On the next part of Sam’s trip, the train has to climb some steep grades. One engine alone can’t do all the work, so a helper engine couples on just ahead of the caboose. On the days when Sam’s train is extra long and heavy, two helpers are needed.
Going downhill in the mountains is work, too—work for the brakes. In the old days, the brakeman had to run along the tops of freight cars and “club down.”
That means he used a long club called a sap, to turn the wheels that set the hand brakes on each car.
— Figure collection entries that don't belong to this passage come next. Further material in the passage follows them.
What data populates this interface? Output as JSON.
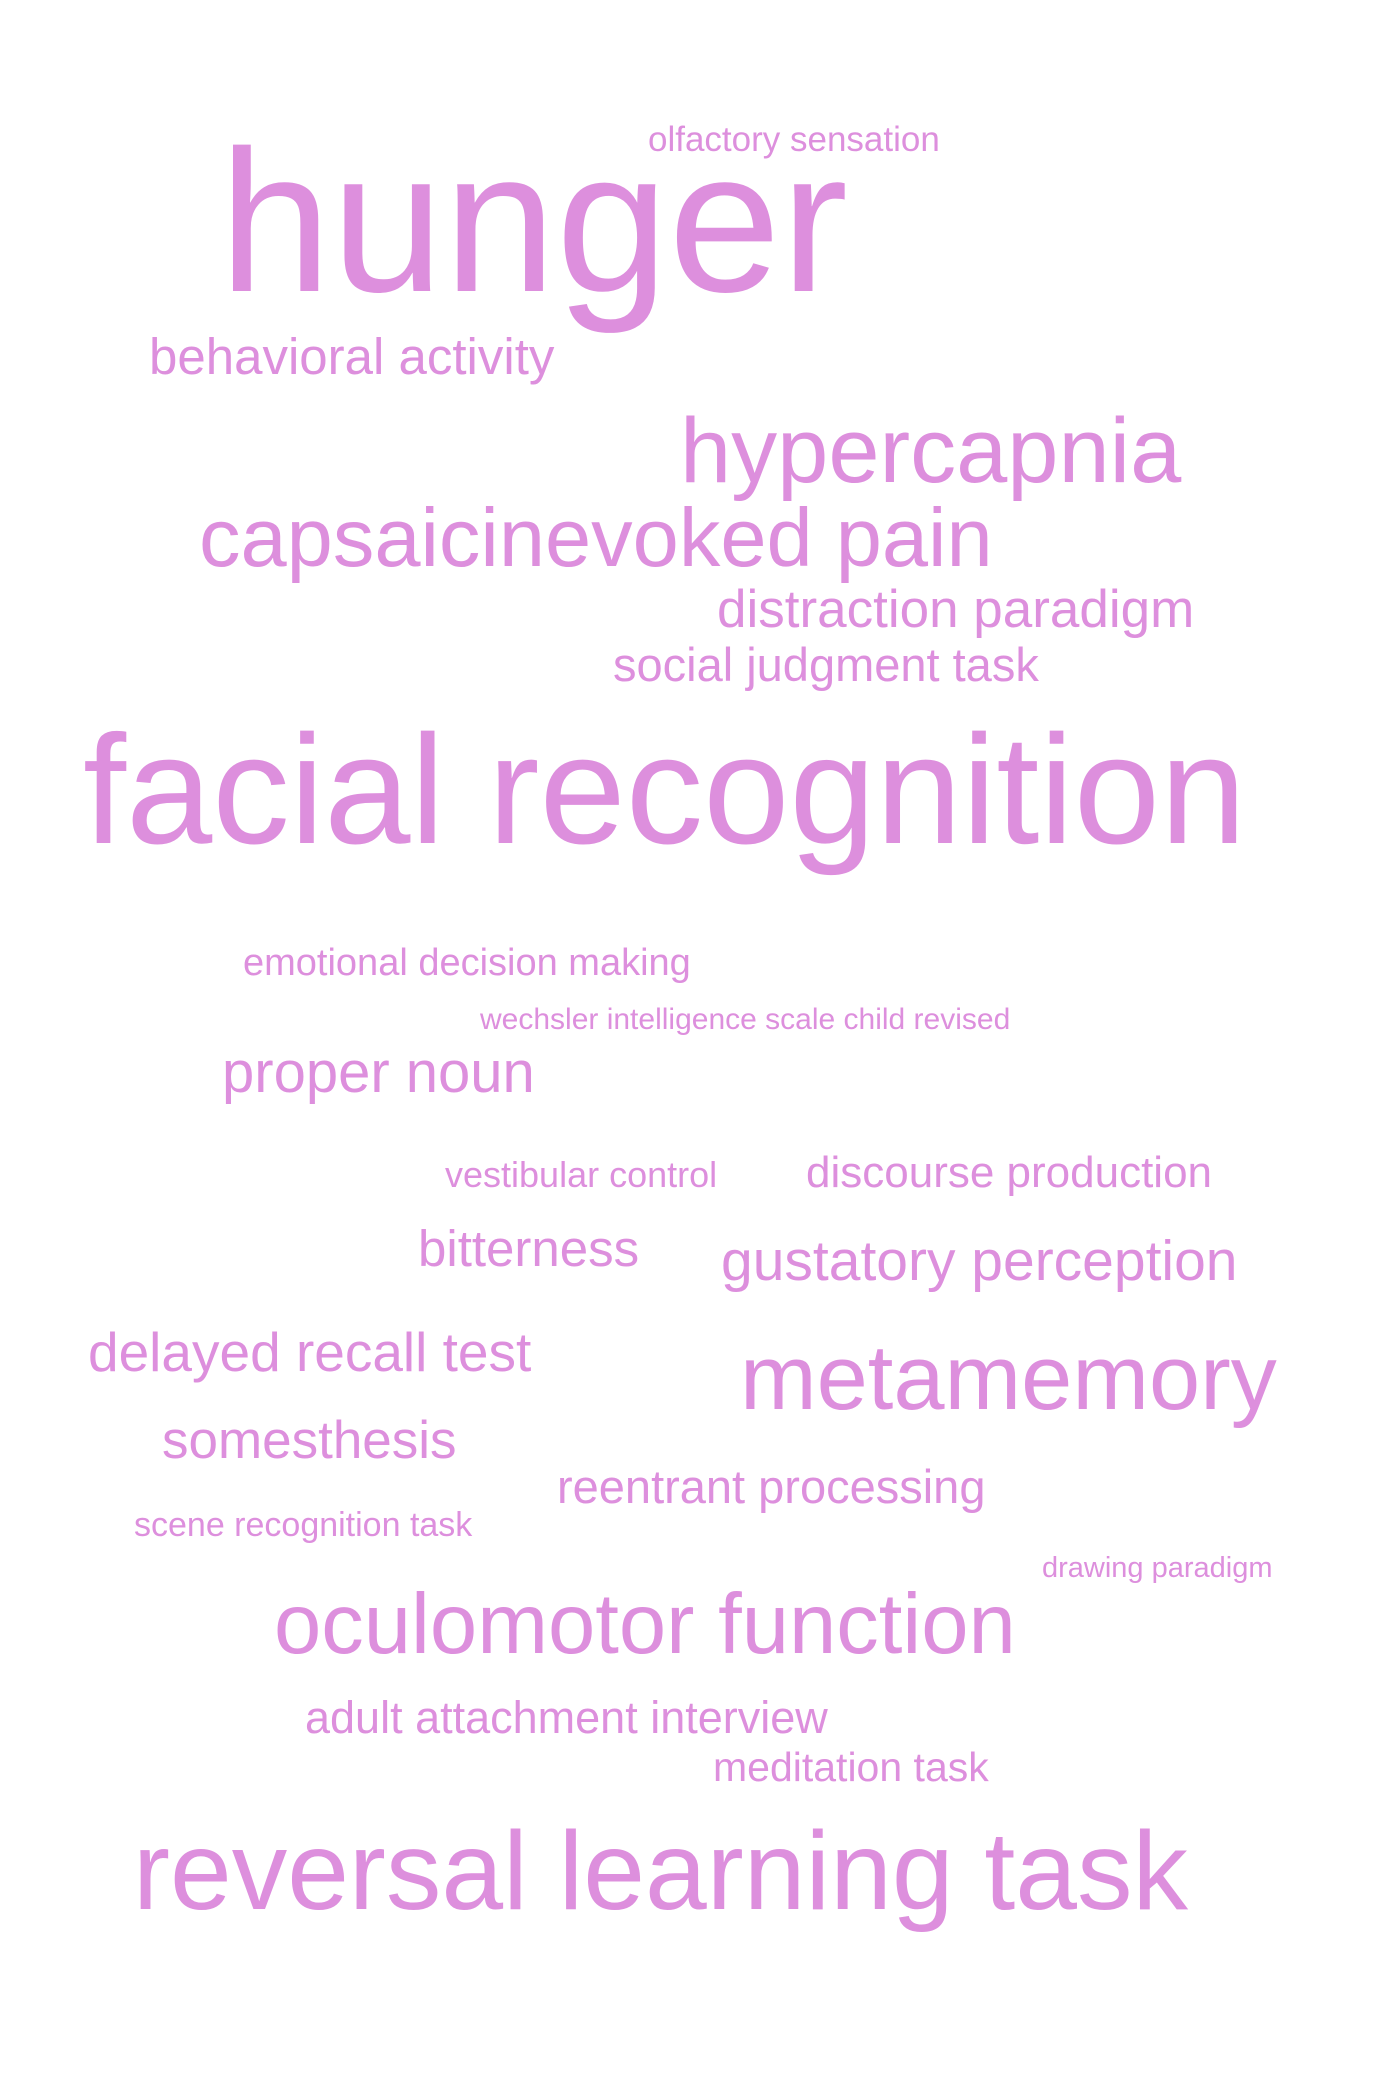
{
  "word_color": "#dd8fdd",
  "words": [
    {
      "text": "olfactory sensation"
    },
    {
      "text": "hunger"
    },
    {
      "text": "behavioral activity"
    },
    {
      "text": "hypercapnia"
    },
    {
      "text": "capsaicinevoked pain"
    },
    {
      "text": "distraction paradigm"
    },
    {
      "text": "social judgment task"
    },
    {
      "text": "facial recognition"
    },
    {
      "text": "emotional decision making"
    },
    {
      "text": "wechsler intelligence scale child revised"
    },
    {
      "text": "proper noun"
    },
    {
      "text": "vestibular control"
    },
    {
      "text": "discourse production"
    },
    {
      "text": "bitterness"
    },
    {
      "text": "gustatory perception"
    },
    {
      "text": "delayed recall test"
    },
    {
      "text": "metamemory"
    },
    {
      "text": "somesthesis"
    },
    {
      "text": "reentrant processing"
    },
    {
      "text": "scene recognition task"
    },
    {
      "text": "drawing paradigm"
    },
    {
      "text": "oculomotor function"
    },
    {
      "text": "adult attachment interview"
    },
    {
      "text": "meditation task"
    },
    {
      "text": "reversal learning task"
    }
  ]
}
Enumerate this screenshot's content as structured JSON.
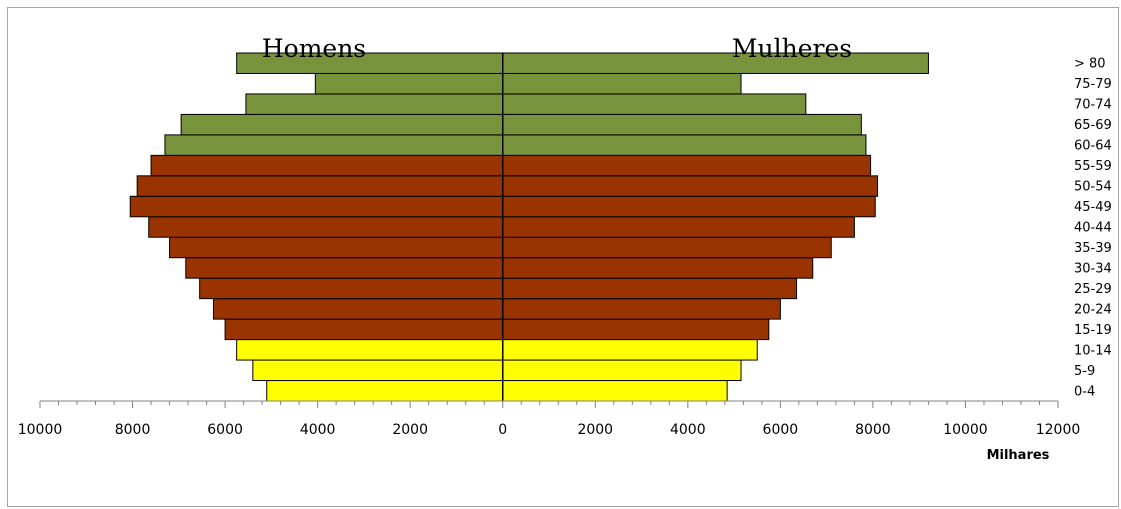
{
  "chart_data": {
    "type": "bar",
    "orientation": "horizontal",
    "left_title": "Homens",
    "right_title": "Mulheres",
    "xlabel": "Milhares",
    "x_ticks": [
      "10000",
      "8000",
      "6000",
      "4000",
      "2000",
      "0",
      "2000",
      "4000",
      "6000",
      "8000",
      "10000",
      "12000"
    ],
    "xlim": [
      -10000,
      12000
    ],
    "categories": [
      "0-4",
      "5-9",
      "10-14",
      "15-19",
      "20-24",
      "25-29",
      "30-34",
      "35-39",
      "40-44",
      "45-49",
      "50-54",
      "55-59",
      "60-64",
      "65-69",
      "70-74",
      "75-79",
      "> 80"
    ],
    "series": [
      {
        "name": "Homens",
        "values": [
          5100,
          5400,
          5750,
          6000,
          6250,
          6550,
          6850,
          7200,
          7650,
          8050,
          7900,
          7600,
          7300,
          6950,
          5550,
          4050,
          5750
        ]
      },
      {
        "name": "Mulheres",
        "values": [
          4850,
          5150,
          5500,
          5750,
          6000,
          6350,
          6700,
          7100,
          7600,
          8050,
          8100,
          7950,
          7850,
          7750,
          6550,
          5150,
          9200
        ]
      }
    ],
    "group_colors": [
      "#ffff00",
      "#993300",
      "#77933c"
    ],
    "group_of_category": [
      0,
      0,
      0,
      1,
      1,
      1,
      1,
      1,
      1,
      1,
      1,
      1,
      2,
      2,
      2,
      2,
      2
    ],
    "grid": false,
    "legend": "none"
  }
}
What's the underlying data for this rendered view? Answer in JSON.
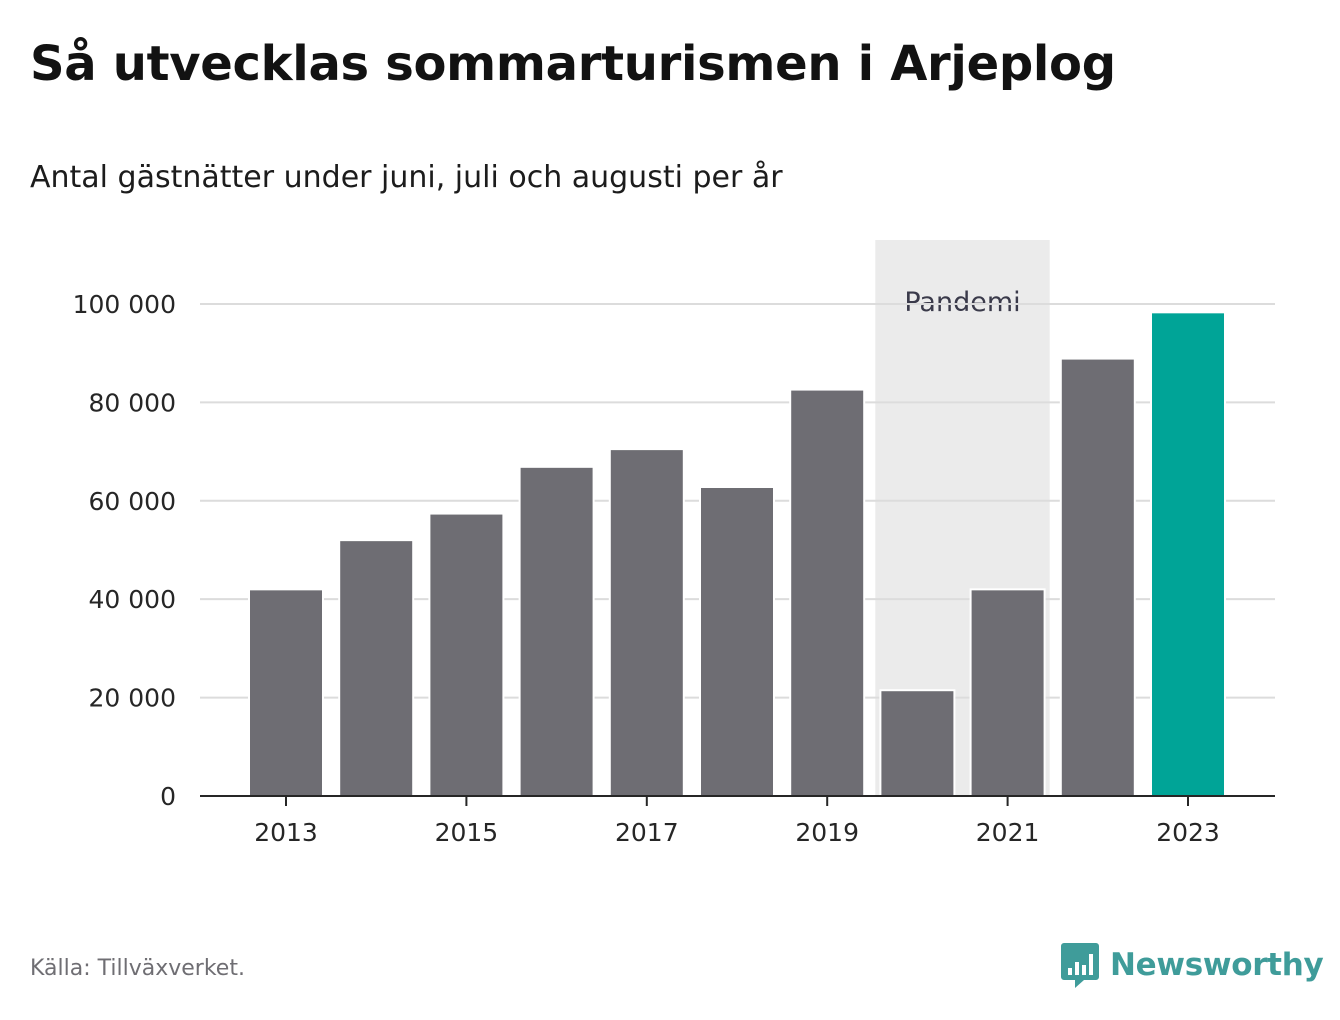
{
  "title": "Så utvecklas sommarturismen i Arjeplog",
  "subtitle": "Antal gästnätter under juni, juli och augusti per år",
  "source": "Källa: Tillväxverket.",
  "brand": {
    "name": "Newsworthy",
    "icon": "newsworthy-logo-icon",
    "color": "#3f9c9a"
  },
  "colors": {
    "bar": "#6e6d73",
    "highlight": "#00a497",
    "band": "#ebebeb",
    "grid": "#dcdcdc",
    "axis": "#262626"
  },
  "chart_data": {
    "type": "bar",
    "title": "Så utvecklas sommarturismen i Arjeplog",
    "subtitle": "Antal gästnätter under juni, juli och augusti per år",
    "xlabel": "",
    "ylabel": "",
    "categories": [
      2013,
      2014,
      2015,
      2016,
      2017,
      2018,
      2019,
      2020,
      2021,
      2022,
      2023
    ],
    "values": [
      42000,
      52000,
      57400,
      66900,
      70500,
      62800,
      82600,
      21500,
      42000,
      88900,
      98300
    ],
    "highlight_category": 2023,
    "ylim": [
      0,
      113000
    ],
    "yticks": [
      0,
      20000,
      40000,
      60000,
      80000,
      100000
    ],
    "ytick_labels": [
      "0",
      "20 000",
      "40 000",
      "60 000",
      "80 000",
      "100 000"
    ],
    "xticks": [
      2013,
      2015,
      2017,
      2019,
      2021,
      2023
    ],
    "xtick_labels": [
      "2013",
      "2015",
      "2017",
      "2019",
      "2021",
      "2023"
    ],
    "grid": true,
    "annotations": [
      {
        "type": "band",
        "from": 2020,
        "to": 2021,
        "label": "Pandemi"
      }
    ]
  }
}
The catwalks or decks along the car roofs made a path for the brakemen. Sometimes they walked up and down inspecting the train. Then they said they were “deckorating.”
Fast freight cars, and slow ones, too, now have air brakes which are squeezed against the wheels by compressed air. Every car has an air hose that runs underneath it to the brake machinery. The hose from each car can be joined to the hose on the ones behind and in front, and finally to the locomotive’s hose. A pump in the locomotive compresses the air for the whole train. Now if the engineer wants to stop, he just moves a lever. A whoosh of air tightens the brakes on every car.
When the train goes down a long hill, the squeezing of the brakes can actually make the wheels get red hot. Some freight trains have to stop and let the wheels get cool. But the cars in Sam’s train have a sort of fan built into the brake machinery. The fan cools the wheels, and the redball freight goes right on down.
After a while, Sam takes a little scoop and tosses some sand into the firebox. He knows that the engine’s flues are likely to get clogged up with soot, and the sand will clean them out. Later on, sand does an even more important job. The train has run into a storm in the cold, high mountains. Slushy snow has frozen on the rails. Instead of pulling ahead, the engine’s wheels begin to slip round and round.
But the engineer fixes that easily. He squirts sand onto the slick track to make the wheels pull again. The sand comes from the dome, which is the hump you can see behind the stack on top of a locomotive. Pipes lead down from the dome on each side and aim the sand onto the track just in front of the driving wheels.